The CervigramFinder relies on a client/server distributed computer architecture (see Figure 3) that is Web-accessible. The system uses open standards and software, and decouples the user interface from the core indexing and retrieval algorithms. It consists of four modules: a Java applet (program) client with the graphical user interface, a Java servlet (programming language object) gateway for Web and client-server communication, the indexing and retrieval server that extracts features and computes similarity, and the database that contains text and image data from the patient record. CervigramFinder's modular design should allow for user interface enhancements and new algorithms.


Figure 3. CervigramFinder system architecture with a gateway to the Web.
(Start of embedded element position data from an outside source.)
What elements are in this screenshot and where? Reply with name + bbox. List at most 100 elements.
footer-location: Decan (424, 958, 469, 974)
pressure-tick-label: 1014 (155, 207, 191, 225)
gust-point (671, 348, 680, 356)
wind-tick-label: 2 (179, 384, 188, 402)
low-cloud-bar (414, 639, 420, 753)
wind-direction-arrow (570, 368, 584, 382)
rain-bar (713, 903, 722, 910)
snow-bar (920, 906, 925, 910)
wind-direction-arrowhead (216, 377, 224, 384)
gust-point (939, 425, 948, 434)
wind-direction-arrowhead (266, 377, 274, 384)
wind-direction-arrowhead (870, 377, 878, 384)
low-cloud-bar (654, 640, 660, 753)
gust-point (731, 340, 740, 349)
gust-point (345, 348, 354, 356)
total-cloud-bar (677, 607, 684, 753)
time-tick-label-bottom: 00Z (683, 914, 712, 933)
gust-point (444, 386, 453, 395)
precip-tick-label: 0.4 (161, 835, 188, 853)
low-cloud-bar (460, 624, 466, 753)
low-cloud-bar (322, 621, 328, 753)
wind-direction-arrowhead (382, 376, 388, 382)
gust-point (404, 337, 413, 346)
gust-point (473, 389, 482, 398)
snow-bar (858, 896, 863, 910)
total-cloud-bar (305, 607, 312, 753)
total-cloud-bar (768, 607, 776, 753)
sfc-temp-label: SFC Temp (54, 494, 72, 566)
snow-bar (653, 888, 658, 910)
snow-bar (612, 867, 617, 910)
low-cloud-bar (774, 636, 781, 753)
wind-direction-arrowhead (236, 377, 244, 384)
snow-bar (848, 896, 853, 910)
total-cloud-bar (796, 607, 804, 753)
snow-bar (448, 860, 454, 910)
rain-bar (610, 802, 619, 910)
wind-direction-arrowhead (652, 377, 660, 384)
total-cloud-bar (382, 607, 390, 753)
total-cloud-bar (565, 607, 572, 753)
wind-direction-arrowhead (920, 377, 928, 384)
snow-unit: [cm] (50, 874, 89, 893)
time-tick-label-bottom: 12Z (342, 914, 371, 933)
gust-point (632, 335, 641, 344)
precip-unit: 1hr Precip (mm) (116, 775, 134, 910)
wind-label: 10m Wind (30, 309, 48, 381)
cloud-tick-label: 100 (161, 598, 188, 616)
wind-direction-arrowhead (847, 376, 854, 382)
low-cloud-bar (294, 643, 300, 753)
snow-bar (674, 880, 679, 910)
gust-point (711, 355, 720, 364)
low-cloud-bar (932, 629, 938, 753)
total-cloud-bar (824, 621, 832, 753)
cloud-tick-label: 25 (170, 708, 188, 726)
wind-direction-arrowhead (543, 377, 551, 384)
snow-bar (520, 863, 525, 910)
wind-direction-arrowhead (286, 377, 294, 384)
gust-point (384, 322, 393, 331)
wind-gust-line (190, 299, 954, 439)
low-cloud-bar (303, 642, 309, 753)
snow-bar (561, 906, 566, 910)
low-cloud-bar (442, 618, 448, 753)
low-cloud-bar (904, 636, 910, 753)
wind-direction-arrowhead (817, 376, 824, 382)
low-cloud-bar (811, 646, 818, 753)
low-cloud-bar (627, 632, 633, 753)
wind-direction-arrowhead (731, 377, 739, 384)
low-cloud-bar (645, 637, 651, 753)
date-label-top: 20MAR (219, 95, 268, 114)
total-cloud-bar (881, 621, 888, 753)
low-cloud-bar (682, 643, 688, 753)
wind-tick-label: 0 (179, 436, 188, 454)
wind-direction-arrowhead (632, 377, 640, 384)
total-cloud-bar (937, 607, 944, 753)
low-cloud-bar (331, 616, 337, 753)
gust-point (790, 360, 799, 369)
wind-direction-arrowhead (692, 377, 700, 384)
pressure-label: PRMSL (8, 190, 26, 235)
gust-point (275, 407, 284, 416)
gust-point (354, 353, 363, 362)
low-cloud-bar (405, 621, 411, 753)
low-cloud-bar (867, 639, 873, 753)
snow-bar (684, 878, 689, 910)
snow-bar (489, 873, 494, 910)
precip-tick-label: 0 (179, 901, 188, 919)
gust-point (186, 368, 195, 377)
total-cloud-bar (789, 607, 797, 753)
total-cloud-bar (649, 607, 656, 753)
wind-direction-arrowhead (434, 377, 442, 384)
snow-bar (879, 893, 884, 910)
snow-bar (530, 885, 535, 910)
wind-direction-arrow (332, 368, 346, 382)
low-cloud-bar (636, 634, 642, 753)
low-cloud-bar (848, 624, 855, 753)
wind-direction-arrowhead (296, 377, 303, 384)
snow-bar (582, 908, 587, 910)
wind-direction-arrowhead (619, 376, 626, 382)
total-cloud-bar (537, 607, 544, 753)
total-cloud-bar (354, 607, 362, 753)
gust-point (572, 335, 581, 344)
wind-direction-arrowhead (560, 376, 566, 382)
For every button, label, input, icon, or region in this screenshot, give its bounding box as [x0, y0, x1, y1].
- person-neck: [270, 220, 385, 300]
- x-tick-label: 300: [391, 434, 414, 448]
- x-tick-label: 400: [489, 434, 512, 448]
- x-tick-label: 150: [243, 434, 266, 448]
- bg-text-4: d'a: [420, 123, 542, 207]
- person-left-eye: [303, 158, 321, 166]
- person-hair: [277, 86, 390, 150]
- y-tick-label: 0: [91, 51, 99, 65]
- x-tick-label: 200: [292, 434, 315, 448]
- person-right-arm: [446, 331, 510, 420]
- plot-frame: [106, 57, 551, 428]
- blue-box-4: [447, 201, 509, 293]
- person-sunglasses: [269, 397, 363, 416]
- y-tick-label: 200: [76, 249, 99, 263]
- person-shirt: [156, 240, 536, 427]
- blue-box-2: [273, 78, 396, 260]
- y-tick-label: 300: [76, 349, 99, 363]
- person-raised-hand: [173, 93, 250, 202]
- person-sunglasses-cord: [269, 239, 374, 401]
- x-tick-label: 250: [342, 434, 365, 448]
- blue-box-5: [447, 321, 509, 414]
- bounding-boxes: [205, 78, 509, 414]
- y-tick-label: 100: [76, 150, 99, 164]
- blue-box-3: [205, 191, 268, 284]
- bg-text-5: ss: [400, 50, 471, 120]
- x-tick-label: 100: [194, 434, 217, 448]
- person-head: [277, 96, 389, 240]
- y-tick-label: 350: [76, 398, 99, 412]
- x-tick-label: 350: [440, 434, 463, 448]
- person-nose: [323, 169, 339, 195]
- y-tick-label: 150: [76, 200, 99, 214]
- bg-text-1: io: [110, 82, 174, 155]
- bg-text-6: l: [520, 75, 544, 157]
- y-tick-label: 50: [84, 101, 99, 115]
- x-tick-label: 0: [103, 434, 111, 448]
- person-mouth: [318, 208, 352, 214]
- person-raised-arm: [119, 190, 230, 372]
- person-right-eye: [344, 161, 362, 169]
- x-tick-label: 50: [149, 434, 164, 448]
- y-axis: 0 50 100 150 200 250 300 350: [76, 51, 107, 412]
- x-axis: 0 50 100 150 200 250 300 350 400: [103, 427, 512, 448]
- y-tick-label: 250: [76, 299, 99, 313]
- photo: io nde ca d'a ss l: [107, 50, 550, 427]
Interdisciplinary researchers in engineering and medicine expect CBIR-based technologies to play an important role in the future use of biomedical-image databases for clinical applications and education. Software tools, such as CervigramFinder, represent a significant effort toward developing what may become essential capabilities of biomedical image-database systems. If CervigramFinder can contribute to medical education and research into cervical cancer, large numbers of women who suffer from the disease could benefit.

The authors acknowledge the medical expertise of Mark Schiffman, MD, of NCI, and Jose Jeronimo, MD, (formerly with NCI) of the Program for Appropriate Technology in Healthcare. This research was supported by the Intramural Research Program of the National Institutes of Health (NIH), the NLM, and the Lister Hill National Center for Biomedical Communications.


Zhiyun Xue
Lister Hill National Center for Biomedical Communications
US National Library of Medicine (NLM)
Bethesda, MD
Lockheed Martin MSD Inc.
Fairfax, VA

Zhiyun Xue works on image retrieval. She received her PhD in electrical engineering from Lehigh University, and her MS and BS in electrical engineering from Tsinghua University, China. Her research interests include medical-image analysis, computer vision, and machine learning.

Sameer Antani, L. Rodney Long, George R. Thoma
Lister Hill National Center for Biomedical Communications
US National Library of Medicine (NLM)
Bethesda, MD

Sameer Antani, staff scientist at the NLM and the National Institutes of Health (NIH), studies multimodal (image and text) biomedical informatics and next-generation, multimedia-rich scientific publications. He is a member of the IEEE, IEEE Computer Society, and SPIE.

L. Rodney Long is an electronics engineer for the NLM's Communications Engineering Branch. He worked for 14 years in industry as a software developer and systems engineer. His research interests are telecommunications, image processing, and scientific/biomedical databases.

George R. Thoma, an NLM branch chief, directs research and development programs in document-image analysis, biomedical imaging, and related areas. He earned a BS from Swarthmore College, and an MS and PhD from the University of Pennsylvania, all in electrical engineering. He is an SPIE Fellow.